Выбрать главу

— Позвольте, — откашлялся Адамов, — разве возле мастерской есть навес?

— Навеса, конечно, нет, — объяснил потом Дунин, разузнав подробности дела, — но колония охотно меняет кровельное железо на продукты.

И в тот же день два мошенника были отправлены им в трибунал.

И еще долгие годы потом Адамов, то поздоровевший, то вновь больной, ясно видел перед собой каждый цех, каждый станок, каждый поворот пути. Отдавая распоряжения, он обходился без заводского плана. Он говорил инженеру:

— Вы подвезете в старый мартен опоку, так последите, пожалуйста, за крестовиной возле склада. Знаете? Там вагоны соскакивали.

Каждый день завод появлялся перед ним в колонках цифр. Эти подсчеты! Их писала рука художника. На белом листе быстро появлялись столбцы маленьких, одинаковых по величине цифр. Больному человеку не дано было видеть ни людей, ни мастерских, ни печей. Он только слышал за стенами шум завода, теперь уже не такой громкий, как прежде, звон, свистки.

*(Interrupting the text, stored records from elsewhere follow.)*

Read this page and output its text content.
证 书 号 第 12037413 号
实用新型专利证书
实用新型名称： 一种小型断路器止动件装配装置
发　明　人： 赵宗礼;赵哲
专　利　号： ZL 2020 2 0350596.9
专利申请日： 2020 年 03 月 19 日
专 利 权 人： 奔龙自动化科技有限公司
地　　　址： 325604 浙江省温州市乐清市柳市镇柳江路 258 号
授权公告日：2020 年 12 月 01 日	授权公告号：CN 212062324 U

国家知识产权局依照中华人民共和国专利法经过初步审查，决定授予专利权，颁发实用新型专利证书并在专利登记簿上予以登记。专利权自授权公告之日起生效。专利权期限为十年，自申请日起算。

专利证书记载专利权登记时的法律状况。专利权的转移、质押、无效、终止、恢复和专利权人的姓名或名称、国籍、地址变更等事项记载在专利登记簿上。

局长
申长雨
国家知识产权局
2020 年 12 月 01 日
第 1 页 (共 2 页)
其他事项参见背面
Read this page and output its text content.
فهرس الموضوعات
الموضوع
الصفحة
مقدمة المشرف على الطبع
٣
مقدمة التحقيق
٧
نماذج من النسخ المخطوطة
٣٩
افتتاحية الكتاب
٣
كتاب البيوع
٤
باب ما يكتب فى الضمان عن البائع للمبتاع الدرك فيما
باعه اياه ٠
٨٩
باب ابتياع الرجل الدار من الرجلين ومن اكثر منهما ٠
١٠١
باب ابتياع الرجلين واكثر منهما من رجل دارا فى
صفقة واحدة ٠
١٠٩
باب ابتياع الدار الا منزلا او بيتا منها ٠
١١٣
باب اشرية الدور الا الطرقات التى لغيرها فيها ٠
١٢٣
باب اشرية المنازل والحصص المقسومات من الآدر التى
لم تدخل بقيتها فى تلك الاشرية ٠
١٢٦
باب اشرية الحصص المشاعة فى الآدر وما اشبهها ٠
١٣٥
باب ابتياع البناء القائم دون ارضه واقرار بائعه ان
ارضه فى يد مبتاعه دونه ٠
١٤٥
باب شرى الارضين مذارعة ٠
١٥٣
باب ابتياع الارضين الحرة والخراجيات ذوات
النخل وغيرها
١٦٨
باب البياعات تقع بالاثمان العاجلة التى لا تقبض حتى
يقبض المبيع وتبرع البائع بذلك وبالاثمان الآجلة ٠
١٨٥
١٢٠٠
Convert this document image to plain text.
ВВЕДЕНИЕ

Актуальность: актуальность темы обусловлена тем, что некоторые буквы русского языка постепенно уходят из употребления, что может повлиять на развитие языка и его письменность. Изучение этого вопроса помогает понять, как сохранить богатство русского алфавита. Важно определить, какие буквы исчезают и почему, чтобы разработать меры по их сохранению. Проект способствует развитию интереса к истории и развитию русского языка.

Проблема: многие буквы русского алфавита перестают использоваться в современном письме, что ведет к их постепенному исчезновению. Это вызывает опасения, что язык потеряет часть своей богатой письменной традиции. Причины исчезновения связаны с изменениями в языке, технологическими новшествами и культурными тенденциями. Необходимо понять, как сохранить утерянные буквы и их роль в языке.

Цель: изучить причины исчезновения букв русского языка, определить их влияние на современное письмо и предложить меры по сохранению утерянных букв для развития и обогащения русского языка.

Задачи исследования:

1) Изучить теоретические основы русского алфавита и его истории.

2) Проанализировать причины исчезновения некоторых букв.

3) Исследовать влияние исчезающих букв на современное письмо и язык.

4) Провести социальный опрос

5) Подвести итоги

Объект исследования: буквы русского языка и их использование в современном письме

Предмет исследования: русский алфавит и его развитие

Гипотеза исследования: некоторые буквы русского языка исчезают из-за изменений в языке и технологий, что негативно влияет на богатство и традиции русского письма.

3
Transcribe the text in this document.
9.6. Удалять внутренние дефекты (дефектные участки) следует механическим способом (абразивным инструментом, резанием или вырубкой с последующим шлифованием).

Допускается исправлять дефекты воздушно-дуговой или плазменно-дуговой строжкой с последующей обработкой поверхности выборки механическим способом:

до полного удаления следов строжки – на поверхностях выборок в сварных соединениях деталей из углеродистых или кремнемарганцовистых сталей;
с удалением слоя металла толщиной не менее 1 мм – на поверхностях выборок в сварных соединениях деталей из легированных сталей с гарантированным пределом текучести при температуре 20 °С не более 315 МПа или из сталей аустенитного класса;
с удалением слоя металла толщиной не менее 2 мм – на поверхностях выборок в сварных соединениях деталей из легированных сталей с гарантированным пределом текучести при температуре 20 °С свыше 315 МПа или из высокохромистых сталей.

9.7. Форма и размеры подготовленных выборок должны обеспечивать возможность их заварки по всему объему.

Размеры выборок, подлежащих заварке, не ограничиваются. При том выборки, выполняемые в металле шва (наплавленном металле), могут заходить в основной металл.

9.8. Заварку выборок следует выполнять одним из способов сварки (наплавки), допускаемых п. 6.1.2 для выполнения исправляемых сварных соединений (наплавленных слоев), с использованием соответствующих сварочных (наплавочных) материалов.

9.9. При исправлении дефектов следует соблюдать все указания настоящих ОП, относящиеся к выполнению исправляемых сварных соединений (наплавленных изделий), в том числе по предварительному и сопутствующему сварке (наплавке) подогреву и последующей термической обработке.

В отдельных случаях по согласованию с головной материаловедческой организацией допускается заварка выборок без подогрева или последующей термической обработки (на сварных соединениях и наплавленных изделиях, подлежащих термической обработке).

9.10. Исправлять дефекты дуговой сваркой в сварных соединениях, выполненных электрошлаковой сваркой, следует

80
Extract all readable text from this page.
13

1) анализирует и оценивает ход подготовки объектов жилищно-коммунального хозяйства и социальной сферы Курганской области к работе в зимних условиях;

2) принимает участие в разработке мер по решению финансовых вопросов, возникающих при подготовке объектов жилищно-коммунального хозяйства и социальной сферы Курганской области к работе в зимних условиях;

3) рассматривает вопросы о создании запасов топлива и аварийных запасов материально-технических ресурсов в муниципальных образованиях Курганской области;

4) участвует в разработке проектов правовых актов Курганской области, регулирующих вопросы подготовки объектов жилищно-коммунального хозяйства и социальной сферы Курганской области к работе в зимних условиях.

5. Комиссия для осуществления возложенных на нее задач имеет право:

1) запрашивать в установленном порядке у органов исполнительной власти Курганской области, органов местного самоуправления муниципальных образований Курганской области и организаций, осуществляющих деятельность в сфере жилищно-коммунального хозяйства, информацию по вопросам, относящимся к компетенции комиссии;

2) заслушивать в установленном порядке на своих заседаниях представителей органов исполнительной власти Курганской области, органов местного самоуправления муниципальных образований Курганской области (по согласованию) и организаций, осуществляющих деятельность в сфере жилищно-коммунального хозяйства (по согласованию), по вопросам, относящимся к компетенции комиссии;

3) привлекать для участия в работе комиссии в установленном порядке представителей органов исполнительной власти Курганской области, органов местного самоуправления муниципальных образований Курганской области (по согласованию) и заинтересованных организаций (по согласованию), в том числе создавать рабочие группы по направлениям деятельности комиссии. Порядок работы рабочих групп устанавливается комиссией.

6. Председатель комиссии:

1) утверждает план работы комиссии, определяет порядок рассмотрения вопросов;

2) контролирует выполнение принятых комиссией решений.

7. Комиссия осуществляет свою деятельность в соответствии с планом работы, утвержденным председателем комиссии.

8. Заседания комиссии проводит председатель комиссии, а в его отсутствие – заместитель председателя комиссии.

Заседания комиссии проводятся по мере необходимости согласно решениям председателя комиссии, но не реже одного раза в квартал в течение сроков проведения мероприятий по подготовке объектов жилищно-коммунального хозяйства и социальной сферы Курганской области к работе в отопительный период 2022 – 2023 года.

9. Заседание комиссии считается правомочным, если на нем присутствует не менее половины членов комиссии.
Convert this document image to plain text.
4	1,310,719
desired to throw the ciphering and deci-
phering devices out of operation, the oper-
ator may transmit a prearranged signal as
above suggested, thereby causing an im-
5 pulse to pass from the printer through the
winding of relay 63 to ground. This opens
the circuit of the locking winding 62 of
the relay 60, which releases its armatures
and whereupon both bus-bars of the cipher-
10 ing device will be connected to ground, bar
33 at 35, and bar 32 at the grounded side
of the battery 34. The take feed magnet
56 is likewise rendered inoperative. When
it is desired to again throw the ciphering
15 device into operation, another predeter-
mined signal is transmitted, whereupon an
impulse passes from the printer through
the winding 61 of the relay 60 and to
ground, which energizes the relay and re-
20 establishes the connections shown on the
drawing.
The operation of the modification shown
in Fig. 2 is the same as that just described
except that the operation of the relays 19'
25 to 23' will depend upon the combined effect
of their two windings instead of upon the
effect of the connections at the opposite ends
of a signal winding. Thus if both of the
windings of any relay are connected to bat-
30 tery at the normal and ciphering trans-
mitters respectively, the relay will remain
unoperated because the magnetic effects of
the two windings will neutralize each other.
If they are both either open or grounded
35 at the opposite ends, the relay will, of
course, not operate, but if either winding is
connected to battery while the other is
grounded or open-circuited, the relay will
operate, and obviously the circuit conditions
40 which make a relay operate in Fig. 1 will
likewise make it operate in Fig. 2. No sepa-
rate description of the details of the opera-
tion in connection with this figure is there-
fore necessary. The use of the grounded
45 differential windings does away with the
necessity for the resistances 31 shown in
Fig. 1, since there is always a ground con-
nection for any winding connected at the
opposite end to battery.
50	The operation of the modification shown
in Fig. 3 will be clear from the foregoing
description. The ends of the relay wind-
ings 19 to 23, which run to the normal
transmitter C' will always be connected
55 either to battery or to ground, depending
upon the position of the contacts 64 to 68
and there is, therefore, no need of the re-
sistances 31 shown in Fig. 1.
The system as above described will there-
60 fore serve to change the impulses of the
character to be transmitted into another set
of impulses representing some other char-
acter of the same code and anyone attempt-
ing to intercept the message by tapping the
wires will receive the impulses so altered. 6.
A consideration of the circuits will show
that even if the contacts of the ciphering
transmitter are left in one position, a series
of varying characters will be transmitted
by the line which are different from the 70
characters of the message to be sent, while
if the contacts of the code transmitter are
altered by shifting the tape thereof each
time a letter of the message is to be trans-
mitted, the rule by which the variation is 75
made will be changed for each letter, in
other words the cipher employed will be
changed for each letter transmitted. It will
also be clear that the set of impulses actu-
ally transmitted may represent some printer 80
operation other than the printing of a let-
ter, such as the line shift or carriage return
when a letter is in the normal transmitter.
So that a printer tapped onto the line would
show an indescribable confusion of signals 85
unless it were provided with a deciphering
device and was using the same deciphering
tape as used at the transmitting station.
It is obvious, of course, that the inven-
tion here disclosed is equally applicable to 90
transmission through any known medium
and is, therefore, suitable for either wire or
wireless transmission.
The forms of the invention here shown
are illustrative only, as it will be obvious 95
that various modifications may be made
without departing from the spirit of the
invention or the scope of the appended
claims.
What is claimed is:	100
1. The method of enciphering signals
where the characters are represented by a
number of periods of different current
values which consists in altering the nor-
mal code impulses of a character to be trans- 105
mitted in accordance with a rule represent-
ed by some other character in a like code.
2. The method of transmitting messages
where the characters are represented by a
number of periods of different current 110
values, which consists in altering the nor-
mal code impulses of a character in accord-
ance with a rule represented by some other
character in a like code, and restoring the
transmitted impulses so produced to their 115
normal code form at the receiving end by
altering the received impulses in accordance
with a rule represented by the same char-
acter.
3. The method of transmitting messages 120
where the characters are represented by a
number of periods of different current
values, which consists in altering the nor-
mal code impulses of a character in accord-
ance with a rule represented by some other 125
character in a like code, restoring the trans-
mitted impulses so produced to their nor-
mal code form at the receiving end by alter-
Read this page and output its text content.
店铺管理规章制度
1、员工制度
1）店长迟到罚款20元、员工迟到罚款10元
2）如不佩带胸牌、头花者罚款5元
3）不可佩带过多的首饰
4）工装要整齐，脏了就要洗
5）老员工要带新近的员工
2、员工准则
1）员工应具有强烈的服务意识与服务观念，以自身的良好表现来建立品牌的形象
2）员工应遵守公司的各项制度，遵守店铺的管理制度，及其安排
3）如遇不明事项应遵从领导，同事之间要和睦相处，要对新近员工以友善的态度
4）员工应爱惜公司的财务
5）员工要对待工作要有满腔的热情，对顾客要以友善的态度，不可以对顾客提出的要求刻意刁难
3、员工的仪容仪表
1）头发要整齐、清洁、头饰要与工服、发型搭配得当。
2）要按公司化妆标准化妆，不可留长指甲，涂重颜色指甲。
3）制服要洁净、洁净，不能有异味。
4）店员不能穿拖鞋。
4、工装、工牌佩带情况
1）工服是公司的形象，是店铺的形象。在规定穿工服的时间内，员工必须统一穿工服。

Рука больного человека не могла больше держать настоящий карандаш. Карандаш выпадал из негнущихся пальцев. В них держался только тоненький карандашик от записной книжки. Как боролся с больной рукой Адамов, когда был исписан последний тоненький карандашик! Таких больше негде было достать. Чебаков перерыл столы и дома и в кабинете, но не нашел. Адамов брал карандаш потолще, стискивал его в полумертвых пальцах, но карандаш падал. Адамов с ненавистью смотрел на свои руки.

2. Гранитная тумба

Весь долгий, тяжелый 1918 год одна мысль никому не давала покоя.

Если бы не было новой войны, если бы не наседали белые с юга и с Сибири, если бы не стояли у Архангельска и Мурманска английские крейсера, как можно было бы опять пустить завод! Высокая марка появилась бы на буксирах, на дизелях, на нефтянках, на чем еще?.. даже на моторах для дирижаблей — научились же их делать при Сербиянинове.

Анатолий Борисович Адамов, раздумывая об этом, почесывал карандашиком подбородок.

— Вполне можно работать, у нашего завода большие возможности. От казенной косности мы избавились. Но время не позволит.

Дунин угрюмо молчал. Адамов говорил правду, но какую безрадостную!

— Мечи на орало еще ни разу не перековали. Это только библейская сказка. Вот орало на меч — это сумели переделать.

— Как так?

— Да так. Сначала ведь изобрели трактор, а потом англичане пригляделись к нему и переделали в танк.

— Ну, это у них… — неуверенно возражал Дунин.

А сам он видел на каждом шагу, что «у них» не существуют в мире замкнуто, что они-то и навязали новую войну, на которую уходят силы Устьевского, Путиловского, всех заводов республики.

Сколько жгучих напоминаний о несовершенной, вдруг оборвавшейся работе каждый день вставало перед людьми!

Завод затихал. Начиналось с мелочей. То не хватало сверл определенного диаметра, то перегорал реостат и в кладовой не находили запасного, то вдруг под тяжелым станком начинал разваливаться бетонный фундамент. Разбивалась лампочка, и не ввинчивали другую. Останавливался станок. Скоро прекращала работу половина мастерской и вся мастерская. И вот тысяча, другая, три тысячи устьевцев сидели дома.

Завод закрывали на неделю. За эту неделю должны были выяснить, что же ему дальше делать, сколько народу оставить. Проходила неделя, другая, а решения не находили.

Народ рвался к работе. И тогда сам собой выплыл план переделки поселка. Сотни людей вдруг вышли на улицу. Одни вбивали колышки в землю и между колышками протягивали веревку — так обозначали линию тротуаров. Другие рыли траншеи для водопровода — у завода оказались трубы. Впервые в поселке пыхтела паровая трамбовка. Ее пригнали с Московского шоссе, где она оставалась, забытая и ненужная. Лежали груды щебня, битого кирпича, доски, балки. А вдоль по Никольской, по Царскосельской почти непрерывной лентой стоял народ из всех цехов. Кто работал заступом, кто киркой, лопатой, тесали доски для водосточных колодцев, разгребали снег. Откуда-то привезли гранитную тумбу. Говорили, что это первая тумба, что такие же будут стоять на всех перекрестках в посаде, как они стояли в чванной столице.

Чебаков, обвязав ноги тряпками, разбивал камни и приговаривал:

— Нам зима не зима. Тыщу лет. Россию летом строили — от Троицы до Казанской божьей матери, а мы и в морозы попробуем.